Święta nie mogą obyć się bez radości związanej z rozdawaniem i rozpakowywaniem prezentów znalezionych pod choinką. Z badania Providenta wynika, że na Świętego Mikołaja czeka 79 proc. badanych, to o 3 proc. więcej niż w ubiegłym roku. - Nieco rzadziej niż ogół społeczeństwa na podarki liczą seniorzy, głównie ci, którzy mieszkają samotnie. Decydującym elementem, który wpływa na nasze oczekiwanie na świąteczny upominek nie jest posiadanie dzieci czy wnuków, a wspólne zamieszkiwanie z bliskimi, w gospodarstwach 3-4-osobowych. W grupie seniorów częściej obdarowują się prezentami mieszkańcy mniejszych miejscowości niż wielkich aglomeracji, nawet jeżeli deklarują zamieszkiwanie w jednoosobowym gospodarstwie domowym - wskazuje Karolina Łuczak.

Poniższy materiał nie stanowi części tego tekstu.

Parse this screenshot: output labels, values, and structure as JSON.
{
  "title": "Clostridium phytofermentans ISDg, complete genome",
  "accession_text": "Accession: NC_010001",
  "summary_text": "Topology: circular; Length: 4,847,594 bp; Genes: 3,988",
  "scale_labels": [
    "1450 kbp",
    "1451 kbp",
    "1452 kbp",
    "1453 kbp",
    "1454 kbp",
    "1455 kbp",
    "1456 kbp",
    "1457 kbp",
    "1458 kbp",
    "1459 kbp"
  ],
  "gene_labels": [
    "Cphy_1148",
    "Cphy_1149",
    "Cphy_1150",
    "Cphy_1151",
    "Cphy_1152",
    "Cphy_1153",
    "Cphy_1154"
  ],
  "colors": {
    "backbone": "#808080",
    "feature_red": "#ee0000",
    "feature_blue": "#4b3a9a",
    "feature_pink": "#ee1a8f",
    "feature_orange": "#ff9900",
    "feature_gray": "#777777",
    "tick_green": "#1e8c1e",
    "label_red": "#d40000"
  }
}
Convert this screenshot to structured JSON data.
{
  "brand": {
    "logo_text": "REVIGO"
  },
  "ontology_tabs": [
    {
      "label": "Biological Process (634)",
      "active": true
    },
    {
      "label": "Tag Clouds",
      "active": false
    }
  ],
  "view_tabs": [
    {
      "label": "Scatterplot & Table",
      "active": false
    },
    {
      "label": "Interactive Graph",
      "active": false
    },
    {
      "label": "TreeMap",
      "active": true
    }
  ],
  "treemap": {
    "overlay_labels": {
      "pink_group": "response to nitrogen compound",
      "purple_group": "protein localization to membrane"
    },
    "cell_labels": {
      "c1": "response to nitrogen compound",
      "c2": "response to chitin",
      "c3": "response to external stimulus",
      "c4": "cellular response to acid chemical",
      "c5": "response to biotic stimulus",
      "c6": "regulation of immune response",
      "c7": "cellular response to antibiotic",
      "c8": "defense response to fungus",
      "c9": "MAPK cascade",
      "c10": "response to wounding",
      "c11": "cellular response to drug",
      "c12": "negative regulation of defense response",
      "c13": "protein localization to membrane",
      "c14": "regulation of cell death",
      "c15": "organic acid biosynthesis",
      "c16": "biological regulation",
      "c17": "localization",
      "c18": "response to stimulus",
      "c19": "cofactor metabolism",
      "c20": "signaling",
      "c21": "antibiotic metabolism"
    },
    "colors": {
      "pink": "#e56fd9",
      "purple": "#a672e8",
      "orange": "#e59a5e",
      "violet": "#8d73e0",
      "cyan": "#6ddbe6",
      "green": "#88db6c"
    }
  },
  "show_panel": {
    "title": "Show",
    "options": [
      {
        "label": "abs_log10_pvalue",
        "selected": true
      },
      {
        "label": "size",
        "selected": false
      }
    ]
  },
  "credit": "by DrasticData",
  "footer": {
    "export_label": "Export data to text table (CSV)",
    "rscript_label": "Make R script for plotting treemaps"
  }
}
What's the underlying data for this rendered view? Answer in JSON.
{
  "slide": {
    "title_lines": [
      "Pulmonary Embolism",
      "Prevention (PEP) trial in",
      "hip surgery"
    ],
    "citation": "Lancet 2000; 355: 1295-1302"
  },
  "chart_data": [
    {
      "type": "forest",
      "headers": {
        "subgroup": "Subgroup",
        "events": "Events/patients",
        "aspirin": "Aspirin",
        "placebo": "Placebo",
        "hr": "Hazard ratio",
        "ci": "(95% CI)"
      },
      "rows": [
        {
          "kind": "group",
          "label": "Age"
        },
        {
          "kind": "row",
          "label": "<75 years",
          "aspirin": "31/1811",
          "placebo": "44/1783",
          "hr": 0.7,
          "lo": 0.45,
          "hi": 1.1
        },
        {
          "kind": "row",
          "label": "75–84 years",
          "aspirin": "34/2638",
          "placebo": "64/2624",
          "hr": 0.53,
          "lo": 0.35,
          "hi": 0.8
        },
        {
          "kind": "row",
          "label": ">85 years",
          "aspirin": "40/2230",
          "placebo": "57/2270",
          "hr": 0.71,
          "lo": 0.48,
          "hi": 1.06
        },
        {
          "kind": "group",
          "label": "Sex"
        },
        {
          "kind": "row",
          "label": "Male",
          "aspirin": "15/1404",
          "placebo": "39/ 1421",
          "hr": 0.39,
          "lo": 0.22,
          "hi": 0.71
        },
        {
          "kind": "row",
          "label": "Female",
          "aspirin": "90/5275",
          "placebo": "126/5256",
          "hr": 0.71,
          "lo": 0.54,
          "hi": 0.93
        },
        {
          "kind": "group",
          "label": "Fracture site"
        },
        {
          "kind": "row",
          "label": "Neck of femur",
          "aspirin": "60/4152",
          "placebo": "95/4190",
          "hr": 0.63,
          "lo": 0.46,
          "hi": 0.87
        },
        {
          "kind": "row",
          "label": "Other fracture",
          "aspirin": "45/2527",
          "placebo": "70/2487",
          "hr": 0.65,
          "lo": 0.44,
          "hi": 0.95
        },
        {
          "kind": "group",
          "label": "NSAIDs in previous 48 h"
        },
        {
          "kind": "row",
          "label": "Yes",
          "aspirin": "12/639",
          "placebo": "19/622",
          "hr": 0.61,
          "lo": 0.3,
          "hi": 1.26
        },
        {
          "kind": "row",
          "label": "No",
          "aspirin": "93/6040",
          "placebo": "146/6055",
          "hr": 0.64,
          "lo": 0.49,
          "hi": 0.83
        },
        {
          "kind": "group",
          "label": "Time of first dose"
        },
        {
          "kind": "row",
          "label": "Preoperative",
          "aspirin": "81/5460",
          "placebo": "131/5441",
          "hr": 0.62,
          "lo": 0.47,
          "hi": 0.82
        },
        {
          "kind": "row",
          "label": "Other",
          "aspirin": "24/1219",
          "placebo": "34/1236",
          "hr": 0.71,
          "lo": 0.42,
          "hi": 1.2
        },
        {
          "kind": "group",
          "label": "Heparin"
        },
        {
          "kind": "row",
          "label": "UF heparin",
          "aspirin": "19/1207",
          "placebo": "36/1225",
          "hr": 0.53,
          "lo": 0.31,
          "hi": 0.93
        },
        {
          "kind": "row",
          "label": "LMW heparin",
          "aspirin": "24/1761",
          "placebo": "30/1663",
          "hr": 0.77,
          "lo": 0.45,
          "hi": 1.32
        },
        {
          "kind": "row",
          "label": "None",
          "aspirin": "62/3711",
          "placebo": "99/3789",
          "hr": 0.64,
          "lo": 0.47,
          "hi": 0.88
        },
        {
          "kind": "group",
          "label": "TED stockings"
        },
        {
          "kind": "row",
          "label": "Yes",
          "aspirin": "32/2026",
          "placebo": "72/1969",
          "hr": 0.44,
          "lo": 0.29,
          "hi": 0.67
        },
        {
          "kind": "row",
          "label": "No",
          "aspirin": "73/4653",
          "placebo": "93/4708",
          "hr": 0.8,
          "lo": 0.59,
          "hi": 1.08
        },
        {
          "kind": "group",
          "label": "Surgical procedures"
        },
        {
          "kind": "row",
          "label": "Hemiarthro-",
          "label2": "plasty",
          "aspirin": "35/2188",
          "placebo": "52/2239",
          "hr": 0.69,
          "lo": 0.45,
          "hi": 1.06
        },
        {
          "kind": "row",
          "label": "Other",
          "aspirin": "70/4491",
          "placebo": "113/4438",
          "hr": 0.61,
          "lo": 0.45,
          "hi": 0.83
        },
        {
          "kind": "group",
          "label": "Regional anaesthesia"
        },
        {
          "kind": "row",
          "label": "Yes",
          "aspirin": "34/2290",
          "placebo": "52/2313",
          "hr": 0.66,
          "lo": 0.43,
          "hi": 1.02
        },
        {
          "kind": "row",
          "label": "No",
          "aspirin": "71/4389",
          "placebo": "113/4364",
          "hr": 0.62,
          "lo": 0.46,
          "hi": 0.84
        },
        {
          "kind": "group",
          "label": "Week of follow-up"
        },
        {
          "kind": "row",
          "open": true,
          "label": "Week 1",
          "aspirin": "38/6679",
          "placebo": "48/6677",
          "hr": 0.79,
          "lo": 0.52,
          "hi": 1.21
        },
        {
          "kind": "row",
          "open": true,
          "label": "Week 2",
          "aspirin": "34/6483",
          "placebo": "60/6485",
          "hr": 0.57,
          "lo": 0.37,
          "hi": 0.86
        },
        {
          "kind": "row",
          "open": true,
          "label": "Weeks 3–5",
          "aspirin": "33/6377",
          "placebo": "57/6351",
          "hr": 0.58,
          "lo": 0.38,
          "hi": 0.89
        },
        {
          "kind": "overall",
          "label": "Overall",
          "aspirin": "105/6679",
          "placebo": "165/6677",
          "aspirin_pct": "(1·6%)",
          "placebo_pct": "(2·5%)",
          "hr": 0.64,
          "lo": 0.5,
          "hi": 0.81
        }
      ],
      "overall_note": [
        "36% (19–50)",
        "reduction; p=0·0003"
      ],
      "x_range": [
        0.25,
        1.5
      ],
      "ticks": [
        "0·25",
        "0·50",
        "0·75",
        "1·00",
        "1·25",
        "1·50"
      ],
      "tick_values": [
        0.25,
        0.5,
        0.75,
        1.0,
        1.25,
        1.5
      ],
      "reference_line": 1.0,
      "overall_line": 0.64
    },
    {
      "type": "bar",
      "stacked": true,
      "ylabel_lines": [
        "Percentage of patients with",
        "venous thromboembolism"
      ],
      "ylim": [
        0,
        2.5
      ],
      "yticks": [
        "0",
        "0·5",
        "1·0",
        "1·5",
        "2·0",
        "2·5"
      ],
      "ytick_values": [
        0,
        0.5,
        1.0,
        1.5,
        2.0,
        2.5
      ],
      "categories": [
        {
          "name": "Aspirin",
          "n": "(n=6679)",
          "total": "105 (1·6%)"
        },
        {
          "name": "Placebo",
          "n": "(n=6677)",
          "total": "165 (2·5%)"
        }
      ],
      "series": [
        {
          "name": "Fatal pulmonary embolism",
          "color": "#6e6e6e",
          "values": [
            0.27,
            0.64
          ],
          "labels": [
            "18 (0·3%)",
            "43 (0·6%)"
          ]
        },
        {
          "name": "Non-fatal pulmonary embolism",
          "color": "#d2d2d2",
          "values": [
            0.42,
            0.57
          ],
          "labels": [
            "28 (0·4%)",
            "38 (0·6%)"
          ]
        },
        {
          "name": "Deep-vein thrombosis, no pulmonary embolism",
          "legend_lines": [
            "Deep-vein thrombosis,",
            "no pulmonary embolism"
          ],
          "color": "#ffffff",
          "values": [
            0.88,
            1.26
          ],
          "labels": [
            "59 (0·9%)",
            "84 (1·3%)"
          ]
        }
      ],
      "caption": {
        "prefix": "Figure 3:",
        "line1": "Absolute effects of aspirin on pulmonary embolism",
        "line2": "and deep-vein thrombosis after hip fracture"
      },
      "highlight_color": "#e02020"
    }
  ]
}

Co piąty uczestnik badania chciałby w tym roku znaleźć pod choinką odzież. Taki sam odsetek pytanych liczy, że w świątecznych pudełkach znajdzie kosmetyki lub perfumy. Kobiety i mężczyźni mają jednak odmienne oczekiwania odnośnie prezentów. 27 proc. kobiet chciałoby dostać kosmetyki, a co czwarty mężczyzna liczy na elektronikę. Niewielkim zainteresowaniem cieszą się natomiast prezenty związane z kulturą. Książkę za wymarzony upominek uznaje zaledwie 6 proc. respondentów, a płytę z muzyką - 4 proc.